Burdett supported Sue Ryder programme successes
Understanding human rights provides practitioners with a framework for decision-making that supports them to personalise care to each individual’s unique circumstances. Over the past three years, Sue Ryder, supported by Burdett has been delivering a training programme to empower healthcare professionals to implement a human rights-based approach to end of life care practice across the UK.
This report provides evidence of the impact the Sue Ryder training has had on participants’ knowledge of human rights and their confidence to use that knowledge in practice. Sue Ryder is delivering this training because a human rights approach to end of life care is a highly effective way to translate their values into practice.
Sue Ryder values are:
Supportive: Here for people when it matters, and that includes each other. They encourage, inspire and help one another, and celebrate success.
Connected: When we work together, we can achieve so much more for the people we support. Respecting that everyone at Sue Ryder plays a vital part in delivering quality care.
Impactful: To find new and inspiring ways to positively impact the people they support – from small gestures to big breakthroughs.
These shared values and their associated behaviours underpin the compassion and expert care the Sue Ryder want to be known for and enable them to deliver rights-respecting care. If there’s one thing that’s guaranteed, it’s that we will all die, and we will die just once. In the midst of the Covid-19 pandemic, the paramount importance of rights-respecting care at the end of life has never been clearer. With that in mind, it’s incredibly important that as a society, we do all that we can to ensure the person at the end of life has the best experience possible, in challenging and changing circumstances and at a time of heightened emotion and sadness.
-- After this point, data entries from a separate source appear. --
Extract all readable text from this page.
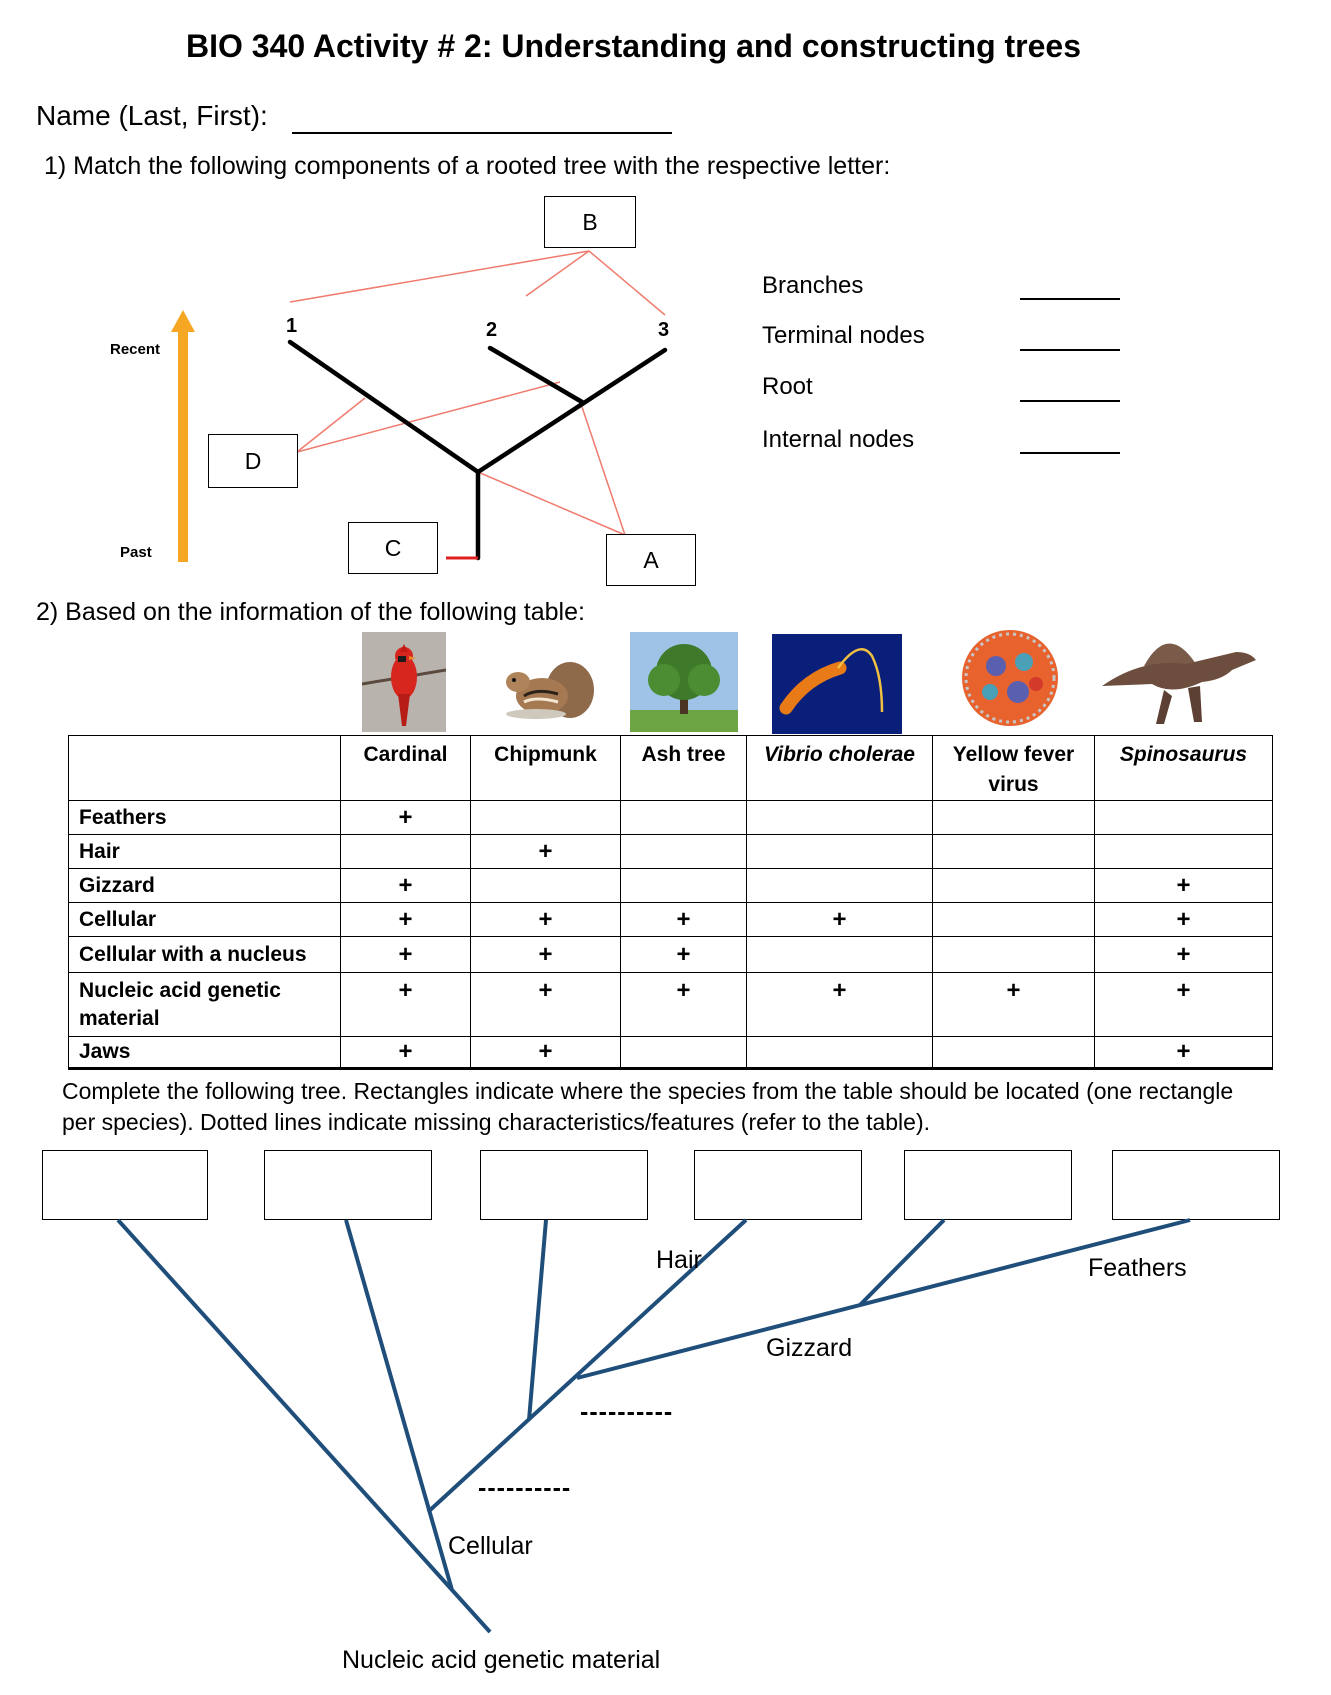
BIO 340 Activity # 2: Understanding and constructing trees
Name (Last, First):
1) Match the following components of a rooted tree with the respective letter:
1	2	3
Recent
Past
B
D
C	A
Branches
Terminal nodes
Root
Internal nodes
2) Based on the information of the following table:
	Cardinal	Chipmunk	Ash tree	Vibrio cholerae	Yellow fever virus	Spinosaurus
Feathers	+					
Hair		+				
Gizzard	+					+
Cellular	+	+	+	+		+
Cellular with a nucleus	+	+	+			+
Nucleic acid genetic material	+	+	+	+	+	+
Jaws	+	+				+
Complete the following tree. Rectangles indicate where the species from the table should be located (one rectangle per species). Dotted lines indicate missing characteristics/features (refer to the table).
Hair	Feathers
Gizzard
----------
----------
Cellular
Nucleic acid genetic material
Educating and empowering the health and social care workforce is an important step towards delivering rights-respecting end of life care.
“Thanks to the generous grant from the Burdett Trust for Nursing, Sue Ryder has been able to deliver training to over 2300 health and social care workers over the past three years and we are delighted to share the analysis of the impact of our training in our End of Project Report.
What matters to me is a training programme for all staff working in end of life care regardless of employer or care setting and the knowledge gained is transferable across health and social care, not just at the end of life.”